If the muscular strength determined in each posture is similar or equal, the average difference would be expected to be very close to zero. Therefore, a graphical analysis allows for these differences to be quantified and for the upper and lower limits of these differences to be established (Figure 1). In the present study, these differences may be determined by a true variance, which may be related to a change in muscle strength in each participant derived from the change in posture, as well as variability recorded by the evaluator and random error.
According to the graphical analysis performed by Bland and Altman (Figure 1), it can be shown that the average difference is nearly zero, which indicates that the difference in muscle strength determined by the three positions is approximately 1.5 pounds of strength, which could be considered acceptable for a measurement that can calculate approximately 23 pounds of strength. The maximum acceptable difference in muscle strength between the three positions should be considered a clinical interpretation rather than a statistical one (27).
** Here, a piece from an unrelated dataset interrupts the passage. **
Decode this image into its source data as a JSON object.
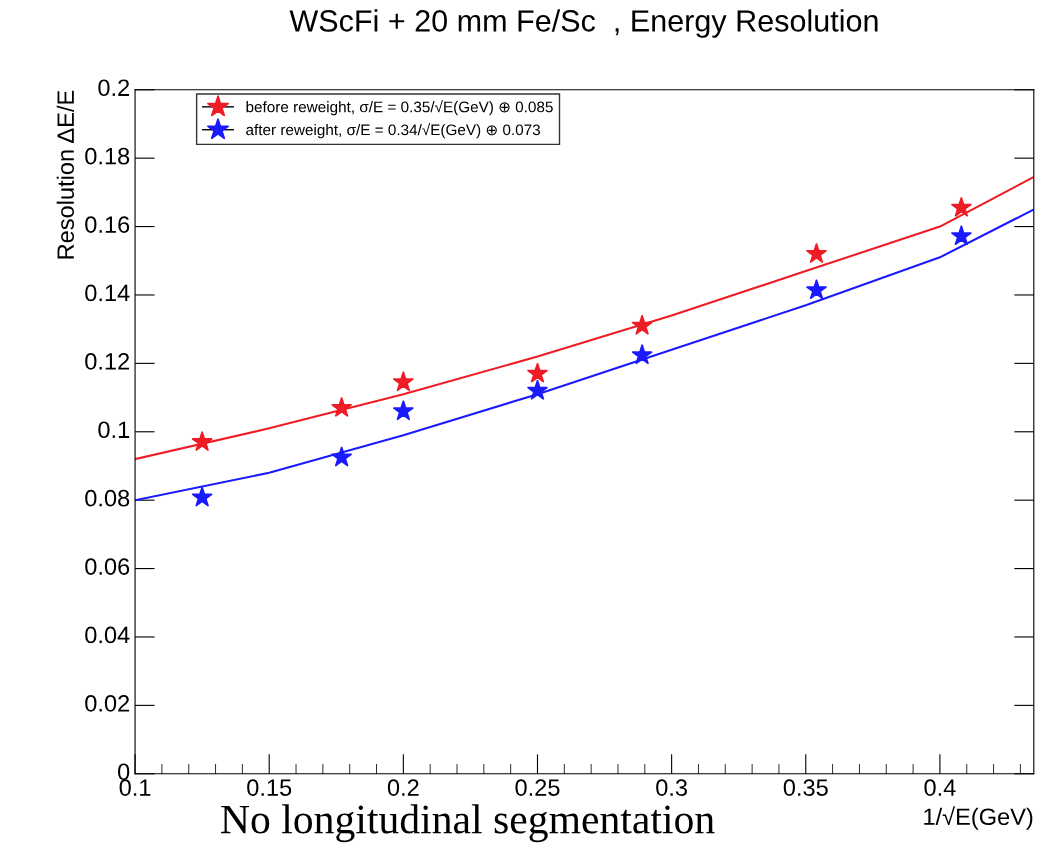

Another important aspect of measurement variability lies in the analysis of the limits of agreement, which shows the maximum and minimum ranges of measurement variation, which ranged from 3.8 to −6.8 between the sitting and supine positions with an extended elbow, and from 4.5 to −5.4 between the sitting and supine positions with a flexed elbow. These limits show a maximum variability of up to 10 pounds of strength when the positions are compared, which means that the measurement between the two positions compared can vary by approximately 10 pounds. On the basis of the above-mentioned terms, in a clinical or research scenario, this would mean that minor changes of approximately 10 pounds of strength could be solely attributed to chance (27).
This study did not determine the reproducibility of the test reassessment. It is suggested that future studies should evaluate the variability for each test, which could be a criterion for choosing one of the three positions in cases where it is possible.